Gastric inhibitory polypeptide, also known as glucose-dependent insulinotropic polypeptide (GIP), is a 42-amino acid peptide that plays an important role in maintaining glucose and lipid homeostasis. Although originally discovered as an inhibitor of gastric acid secretion, its principal physiological property is its role as an incretin peptide, in which it mediates the enteroinsular axis. GIP is synthesized by enteroendocrine K-cells of the duodenum/proximal jejunum, and its secretion is stimulated postprandially. GIP signaling stimulates glucose absorption in enterocytes, potentiates endogenous glucose-dependent insulin release from islet beta-cells, increases glucose uptake while inhibiting lipolysis in adipocytes, increases nutrient uptake into bone, and inhibits bone resorption [1].
The competition binding experiments were carried out in transiently transfected COS-7 cells using 125I GIP as radioligand. For the homologous competition binding, an IC50 value of 5.2 nM was observed [2]. GIP receptor messenger RNA was detected by RT-PCR and RNase protection assay. Receptors were detected in binding studies (IC50 26.7 +/- 0.7 nM). GIP stimulated glycerol release with an EC50 of 3.28 +/- 0.63 nM [3].

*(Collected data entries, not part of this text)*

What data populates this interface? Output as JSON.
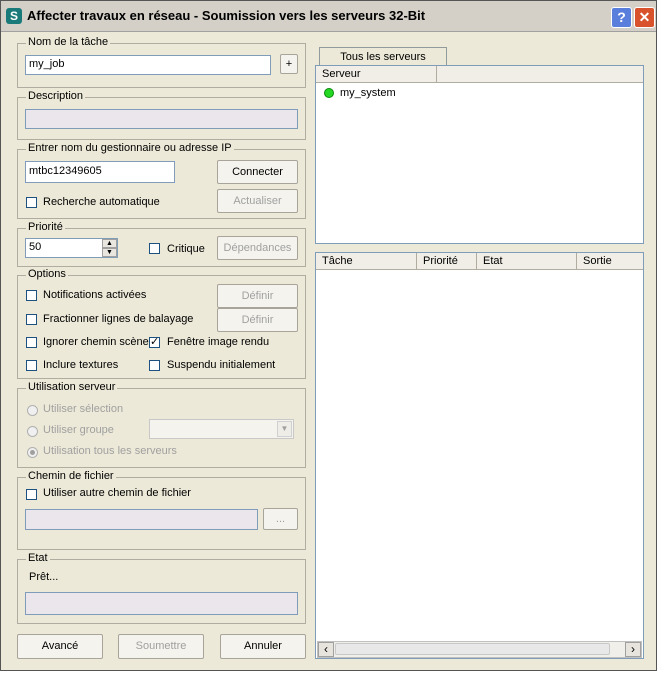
{
  "window": {
    "title": "Affecter travaux en réseau - Soumission vers les serveurs 32-Bit",
    "app_icon_letter": "S",
    "help_glyph": "?",
    "close_glyph": "✕"
  },
  "task": {
    "legend": "Nom de la tâche",
    "value": "my_job",
    "add_label": "+"
  },
  "description": {
    "legend": "Description",
    "value": ""
  },
  "manager": {
    "legend": "Entrer nom du gestionnaire ou adresse IP",
    "value": "mtbc12349605",
    "connect_label": "Connecter",
    "auto_search_label": "Recherche automatique",
    "auto_search_checked": false,
    "refresh_label": "Actualiser"
  },
  "priority": {
    "legend": "Priorité",
    "value": "50",
    "critical_label": "Critique",
    "critical_checked": false,
    "dependencies_label": "Dépendances"
  },
  "options": {
    "legend": "Options",
    "notifications_label": "Notifications activées",
    "split_scanlines_label": "Fractionner lignes de balayage",
    "define_label": "Définir",
    "define2_label": "Définir",
    "ignore_scene_path_label": "Ignorer chemin scène",
    "render_frame_window_label": "Fenêtre image rendu",
    "render_frame_window_checked": true,
    "include_textures_label": "Inclure textures",
    "initially_suspended_label": "Suspendu initialement"
  },
  "server_usage": {
    "legend": "Utilisation serveur",
    "use_selection_label": "Utiliser sélection",
    "use_group_label": "Utiliser groupe",
    "use_all_label": "Utilisation tous les serveurs",
    "selected": "Utilisation tous les serveurs",
    "group_value": ""
  },
  "file_path": {
    "legend": "Chemin de fichier",
    "use_other_label": "Utiliser autre chemin de fichier",
    "value": "",
    "browse_label": "..."
  },
  "status": {
    "legend": "Etat",
    "text": "Prêt...",
    "progress": 0
  },
  "buttons": {
    "advanced": "Avancé",
    "submit": "Soumettre",
    "cancel": "Annuler"
  },
  "servers": {
    "tab_label": "Tous les serveurs",
    "columns": [
      "Serveur",
      ""
    ],
    "rows": [
      {
        "name": "my_system",
        "status_color": "#24d824"
      }
    ]
  },
  "jobs": {
    "columns": [
      "Tâche",
      "Priorité",
      "Etat",
      "Sortie"
    ],
    "rows": []
  },
  "scroll": {
    "left_glyph": "‹",
    "right_glyph": "›"
  }
}
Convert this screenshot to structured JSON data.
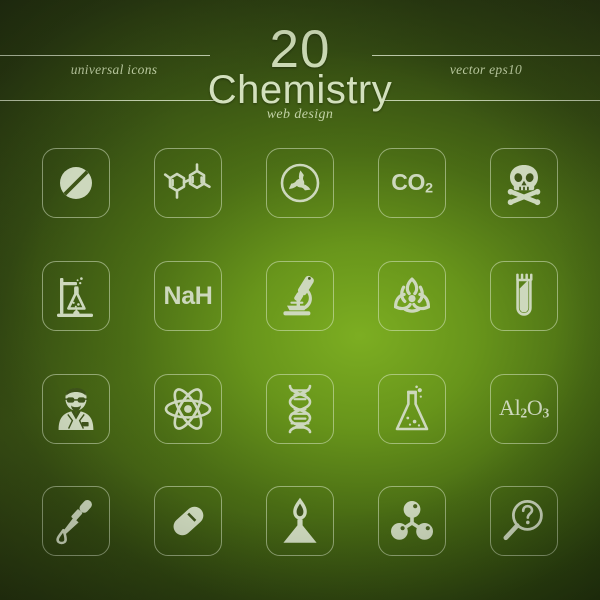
{
  "header": {
    "count": "20",
    "title": "Chemistry",
    "subtitle": "web design",
    "left_tag": "universal icons",
    "right_tag": "vector eps10"
  },
  "theme": {
    "icon_color": "#cdd8bd",
    "tile_border": "rgba(226,238,210,0.50)",
    "bg_bright_green": "#7eb022",
    "bg_dark_olive": "#161d0a"
  },
  "grid": {
    "columns": 5,
    "rows": 4,
    "icons": [
      {
        "id": "pill-tablet",
        "name": "tablet-icon",
        "label": "",
        "type": "shape"
      },
      {
        "id": "benzene-rings",
        "name": "molecule-rings-icon",
        "label": "",
        "type": "shape"
      },
      {
        "id": "radioactive",
        "name": "radiation-icon",
        "label": "",
        "type": "shape"
      },
      {
        "id": "carbon-dioxide",
        "name": "co2-formula-icon",
        "label": "CO",
        "sub": "2",
        "type": "text"
      },
      {
        "id": "skull-crossbones",
        "name": "poison-skull-icon",
        "label": "",
        "type": "shape"
      },
      {
        "id": "burner-flask",
        "name": "bunsen-burner-icon",
        "label": "",
        "type": "shape"
      },
      {
        "id": "sodium-hydride",
        "name": "nah-formula-icon",
        "label": "NaH",
        "type": "text"
      },
      {
        "id": "microscope",
        "name": "microscope-icon",
        "label": "",
        "type": "shape"
      },
      {
        "id": "biohazard",
        "name": "biohazard-icon",
        "label": "",
        "type": "shape"
      },
      {
        "id": "test-tube",
        "name": "test-tube-icon",
        "label": "",
        "type": "shape"
      },
      {
        "id": "scientist",
        "name": "scientist-icon",
        "label": "",
        "type": "shape"
      },
      {
        "id": "atom",
        "name": "atom-icon",
        "label": "",
        "type": "shape"
      },
      {
        "id": "dna-helix",
        "name": "dna-icon",
        "label": "",
        "type": "shape"
      },
      {
        "id": "erlenmeyer-flask",
        "name": "conical-flask-icon",
        "label": "",
        "type": "shape"
      },
      {
        "id": "aluminium-oxide",
        "name": "al2o3-formula-icon",
        "label": "Al",
        "sub": "2",
        "label2": "O",
        "sub2": "3",
        "type": "text"
      },
      {
        "id": "pipette",
        "name": "dropper-pipette-icon",
        "label": "",
        "type": "shape"
      },
      {
        "id": "capsule",
        "name": "capsule-pill-icon",
        "label": "",
        "type": "shape"
      },
      {
        "id": "spirit-lamp",
        "name": "alcohol-burner-icon",
        "label": "",
        "type": "shape"
      },
      {
        "id": "molecule",
        "name": "molecule-atoms-icon",
        "label": "",
        "type": "shape"
      },
      {
        "id": "magnifier-help",
        "name": "magnifier-question-icon",
        "label": "",
        "type": "shape"
      }
    ]
  }
}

Perfusion of the pancreas with 1 nM GIP increased insulin secretion significantly (P[2]. The effects of GIP on fat metabolism in vivo may depend upon the circulating insulin level, and that meal-released GIP may elevate circulating fatty acids, thus optimizing pancreatic β-cell responsiveness to stimulation by glucose and GIP [3].
References:
[1].Zhang CY, Boylan MO, Arakawa H, Wolfe MM. Effects of gastric inhibitory polypeptide (GIP) immunoneutralization on mouse motor coordination and memory. Peptides. 2020 Mar;125:170227.
[2].Deacon CF, Plamboeck A, Rosenkilde MM, de Heer J, Holst JJ. GIP-(3-42) does not antagonize insulinotropic effects of GIP at physiological concentrations. Am J Physiol Endocrinol Metab. 2006 Sep;291(3):E468-75.
[3].McIntosh CH, Bremsak I, Lynn FC, Gill R, Hinke SA, Gelling R, Nian C, McKnight G, Jaspers S, Pederson RA. Glucose-dependent insulinotropic polypeptide stimulation of lipolysis in differentiated 3T3-L1 cells: wortmannin-sensitive inhibition by insulin. Endocrinology. 1999 Jan;140(1):398-404.
胃抑制多肽,也称为葡萄糖依赖性促胰岛素多肽 (GIP),是一种由 42 个氨基酸组成的肽,在维持葡萄糖和脂质稳态方面发挥着重要作用。虽然最初被发现是胃酸分泌的抑制剂,但其主要生理特性是其作为肠促胰岛素肽的作用,在该肽中它介导肠岛叶轴。 GIP 由十二指肠/近端空肠的肠内分泌 K 细胞合成,其分泌在餐后受到刺激。 GIP 信号刺激肠细胞对葡萄糖的吸收,增强胰岛 β 细胞释放内源性葡萄糖依赖性胰岛素,增加葡萄糖摄取,同时抑制脂肪细胞的脂肪分解,增加骨骼对营养的摄取,并抑制骨吸收[1] .
竞争结合实验是在瞬时转染的 COS-7 细胞中进行的,使用 125I GIP 作为放射配体。对于同源竞争结合,观察到 IC50 值为 5.2 nM [2]。通过RT-PCR和RNase保护试验检测GIP受体信使RNA。在结合研究中检测到受体 (IC50 26.7 +/- 0.7 nM)。 GIP 刺激甘油释放,EC50 为 3.28 +/- 0.63 nM [3]。
用 1 nM GIP 灌注胰腺可显着增加胰岛素分泌(P[2]。GIP 对体内脂肪代谢的影响可能取决于循环中的胰岛素水平,而膳食释放的GIP 可能会增加循环脂肪酸,从而优化胰腺 β 细胞对葡萄糖和 GIP 刺激的反应性[3]。